Event Modeling is a structured approach for designing and building complex software systems by identifying and documenting key events and their relationships within a business domain. It helps teams understand business processes, define system boundaries, and guide technical implementation, emphasizing a business-centric, event-driven perspective to describe system behavior. It is suitable for distributed systems, microservice architectures, or domain-driven design projects requiring clear alignment between business logic and data flow.

Event Storming

Event Storming is a collaborative modeling method that visualizes domain events in business processes to help teams quickly understand complex systems, identify key issues, and design solutions.

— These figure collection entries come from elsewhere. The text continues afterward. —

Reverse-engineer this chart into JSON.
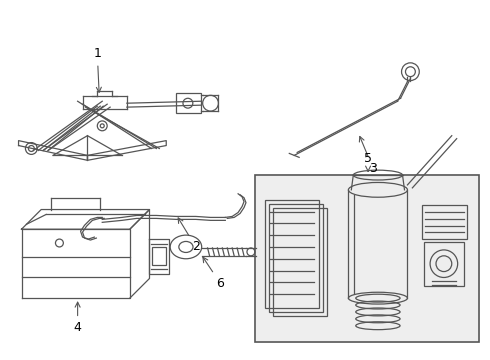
{
  "bg_color": "#ffffff",
  "line_color": "#555555",
  "label_fontsize": 9,
  "fig_width": 4.9,
  "fig_height": 3.6,
  "dpi": 100
}
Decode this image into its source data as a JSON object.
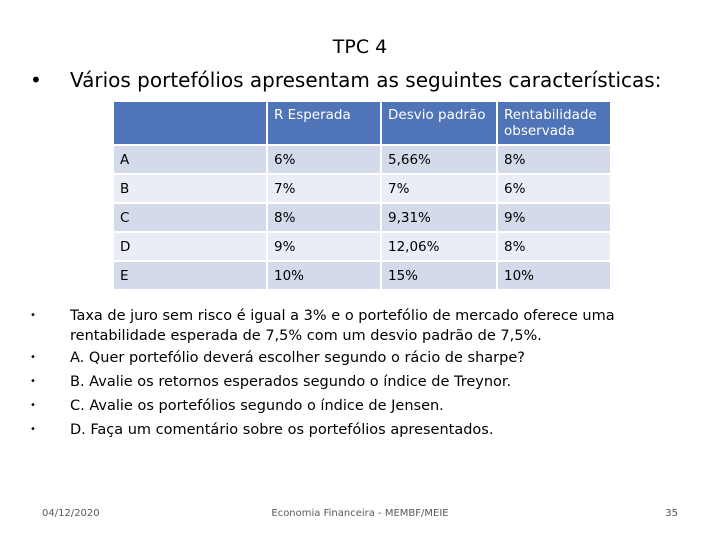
{
  "slide": {
    "title": "TPC 4",
    "intro_bullet": "•",
    "intro": "Vários portefólios apresentam as seguintes características:"
  },
  "table": {
    "headers": [
      "",
      "R Esperada",
      "Desvio padrão",
      "Rentabilidade observada"
    ],
    "rows": [
      [
        "A",
        "6%",
        "5,66%",
        "8%"
      ],
      [
        "B",
        "7%",
        "7%",
        "6%"
      ],
      [
        "C",
        "8%",
        "9,31%",
        "9%"
      ],
      [
        "D",
        "9%",
        "12,06%",
        "8%"
      ],
      [
        "E",
        "10%",
        "15%",
        "10%"
      ]
    ]
  },
  "bullets": [
    "Taxa de juro sem risco é igual a 3% e o portefólio de mercado oferece uma rentabilidade  esperada de 7,5% com um desvio padrão de 7,5%.",
    "A. Quer portefólio deverá escolher segundo o rácio de sharpe?",
    "B. Avalie os retornos esperados segundo o índice de Treynor.",
    "C. Avalie os portefólios segundo o índice de Jensen.",
    "D. Faça um comentário sobre os portefólios apresentados."
  ],
  "footer": {
    "date": "04/12/2020",
    "center": "Economia Financeira - MEMBF/MEIE",
    "page": "35"
  },
  "colors": {
    "header_bg": "#4f74b7",
    "row_bg": "#d3dbea",
    "row_alt_bg": "#e9edf5"
  }
}
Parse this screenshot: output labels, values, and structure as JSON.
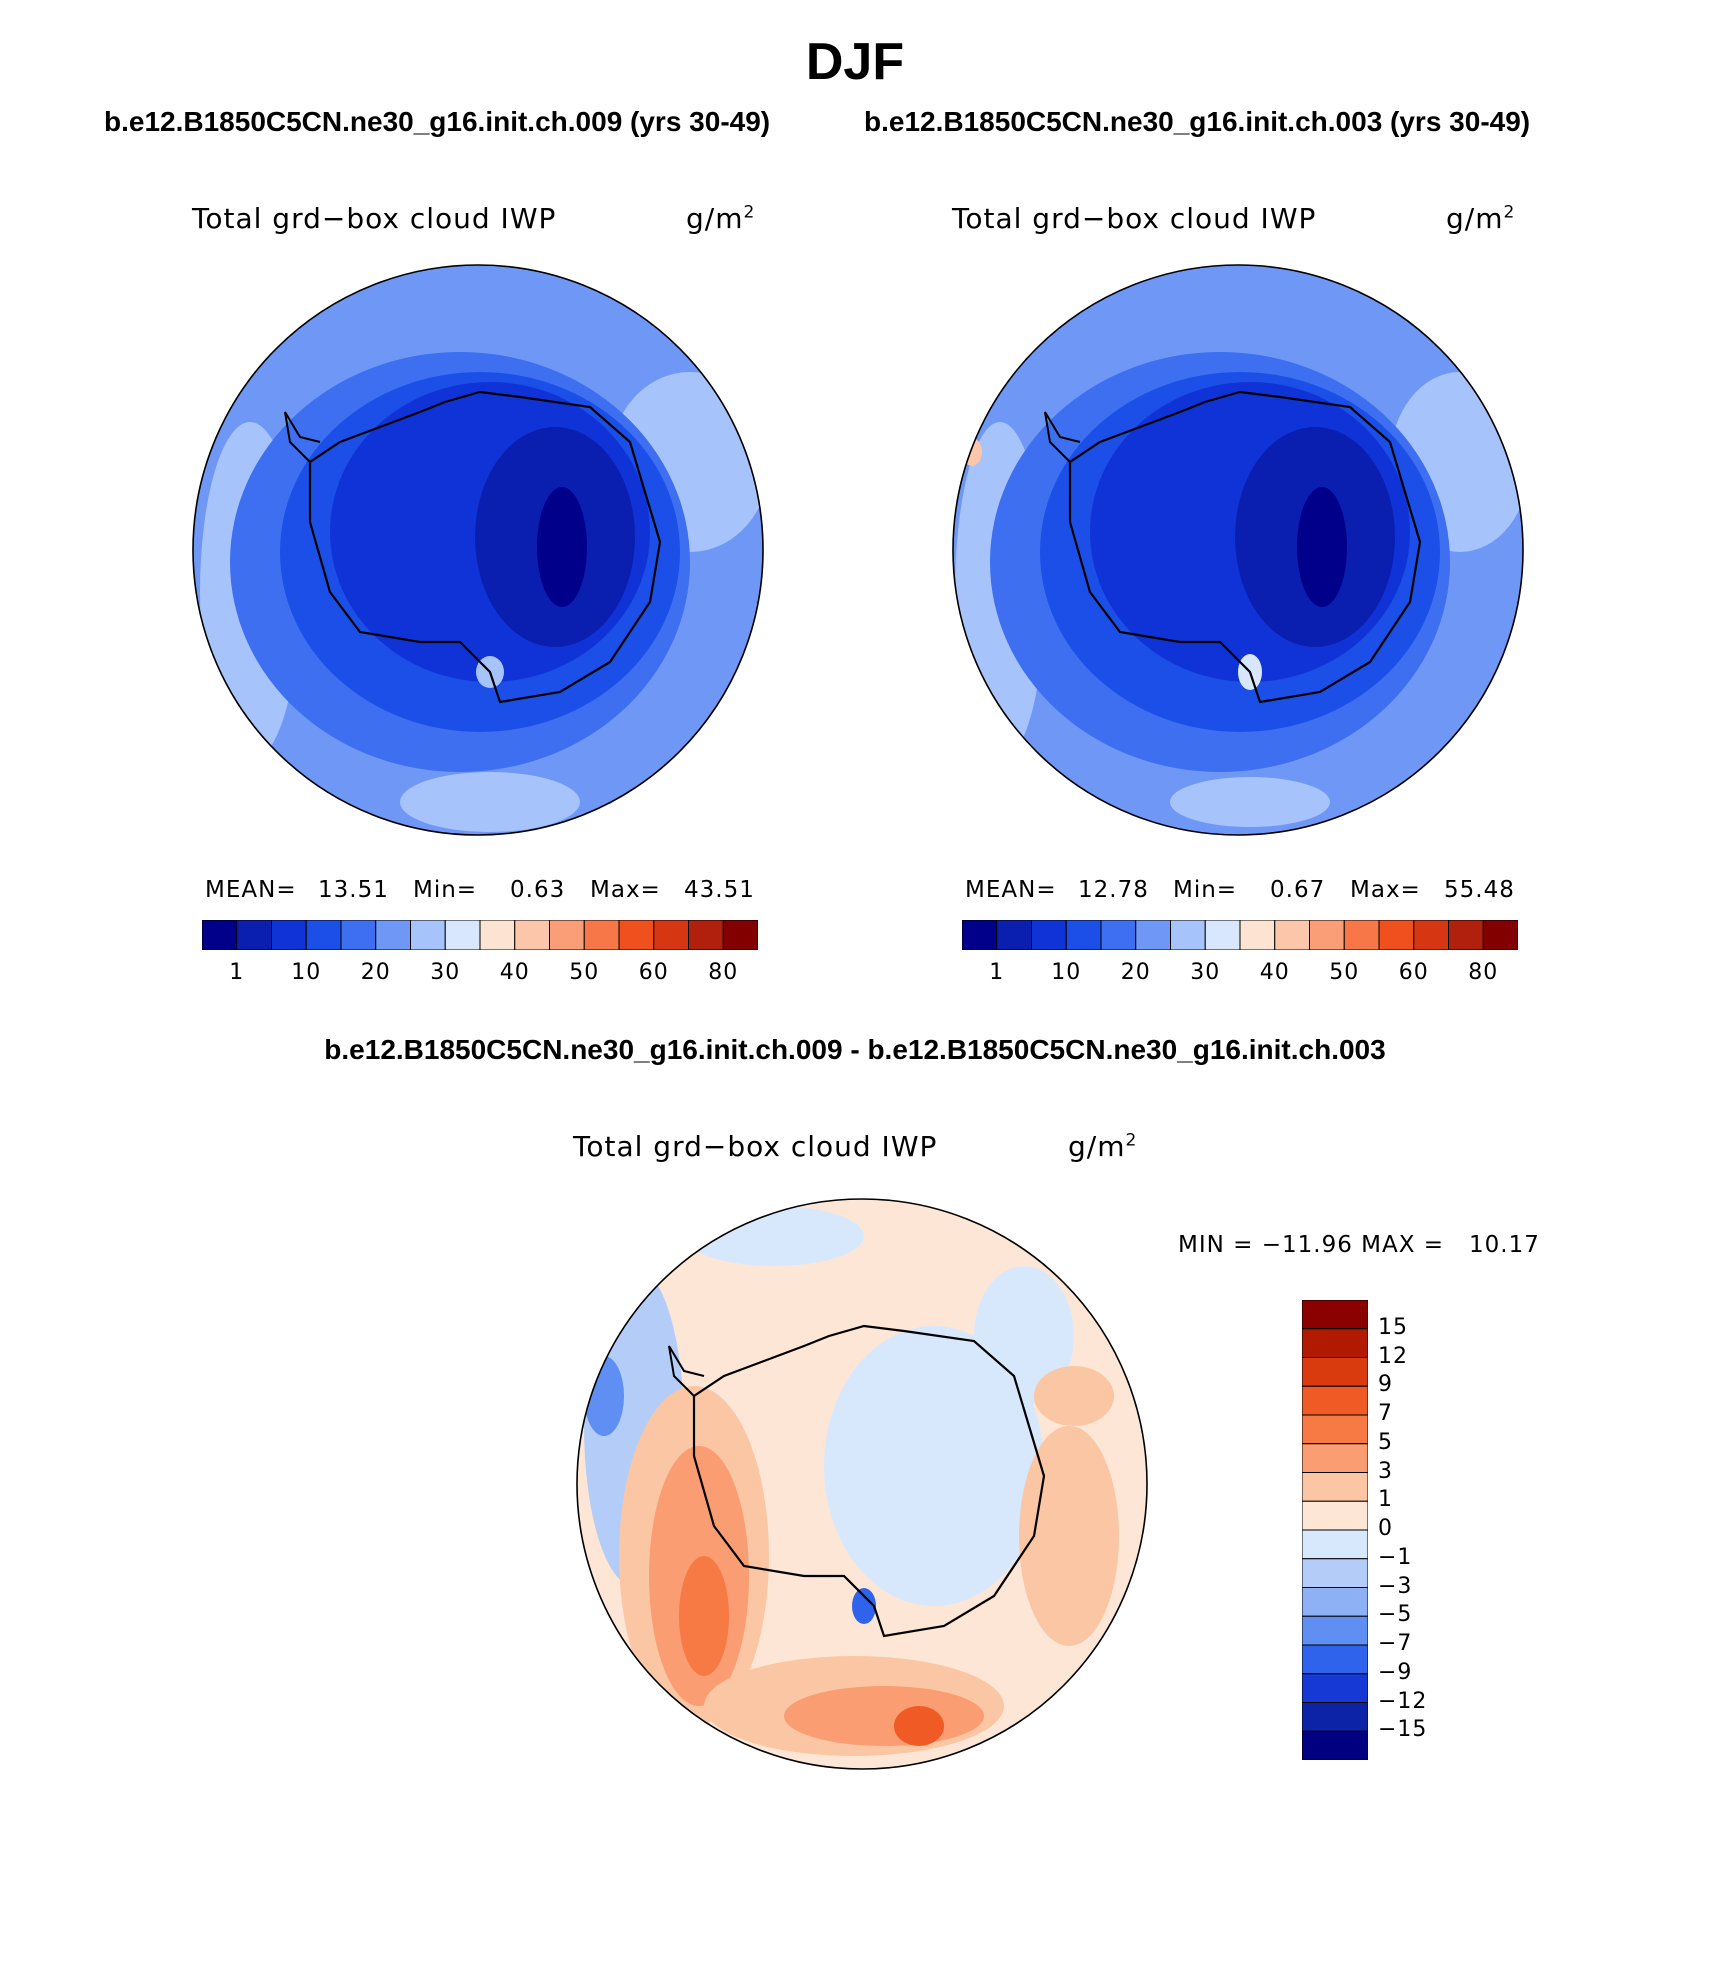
{
  "title": "DJF",
  "panels": [
    {
      "case_title": "b.e12.B1850C5CN.ne30_g16.init.ch.009 (yrs 30-49)",
      "variable": "Total grd−box cloud IWP",
      "units_base": "g/m",
      "units_exp": "2",
      "stats": {
        "mean_label": "MEAN=",
        "mean": "13.51",
        "min_label": "Min=",
        "min": "0.63",
        "max_label": "Max=",
        "max": "43.51"
      }
    },
    {
      "case_title": "b.e12.B1850C5CN.ne30_g16.init.ch.003 (yrs 30-49)",
      "variable": "Total grd−box cloud IWP",
      "units_base": "g/m",
      "units_exp": "2",
      "stats": {
        "mean_label": "MEAN=",
        "mean": "12.78",
        "min_label": "Min=",
        "min": "0.67",
        "max_label": "Max=",
        "max": "55.48"
      }
    }
  ],
  "abs_colorbar": {
    "colors": [
      "#00008b",
      "#0a1fb0",
      "#1033d8",
      "#1b4fe8",
      "#3d6ff0",
      "#6f98f6",
      "#a6c3fb",
      "#d8e7fe",
      "#fde4d2",
      "#fcc6aa",
      "#fa9e78",
      "#f77748",
      "#f0501e",
      "#d63612",
      "#b0200c",
      "#820000"
    ],
    "tick_labels": [
      "1",
      "10",
      "20",
      "30",
      "40",
      "50",
      "60",
      "80"
    ]
  },
  "diff": {
    "title": "b.e12.B1850C5CN.ne30_g16.init.ch.009 - b.e12.B1850C5CN.ne30_g16.init.ch.003",
    "variable": "Total grd−box cloud IWP",
    "units_base": "g/m",
    "units_exp": "2",
    "minmax": "MIN = −11.96 MAX =   10.17",
    "colorbar": {
      "colors_top_to_bottom": [
        "#8b0000",
        "#b21a00",
        "#d93b0f",
        "#f05a24",
        "#f77a45",
        "#fa9d72",
        "#fbc6a3",
        "#fde6d5",
        "#d8e8fc",
        "#b3cdf8",
        "#8eb0f5",
        "#5f8ff2",
        "#2f63ec",
        "#1639d6",
        "#0c23a8",
        "#000080"
      ],
      "tick_labels": [
        "15",
        "12",
        "9",
        "7",
        "5",
        "3",
        "1",
        "0",
        "−1",
        "−3",
        "−5",
        "−7",
        "−9",
        "−12",
        "−15"
      ]
    }
  }
}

It emphasizes cross-functional participation, using tools like sticky notes on large walls to build event flows, fostering communication and consensus.

Deductive Reasoning

Deductive Reasoning is a method of deriving specific conclusions from general rules, useful for validation, standard setting, and repeatable decision processes.

Inductive Reasoning

Inductive Reasoning is a method of deriving general patterns from specific observations, especially useful for exploration, pattern discovery, and hypothesis formation before validation.

Card Sorting

Card Sorting is a user research method where participants group and label content cards, helping teams design clearer information architecture and navigation.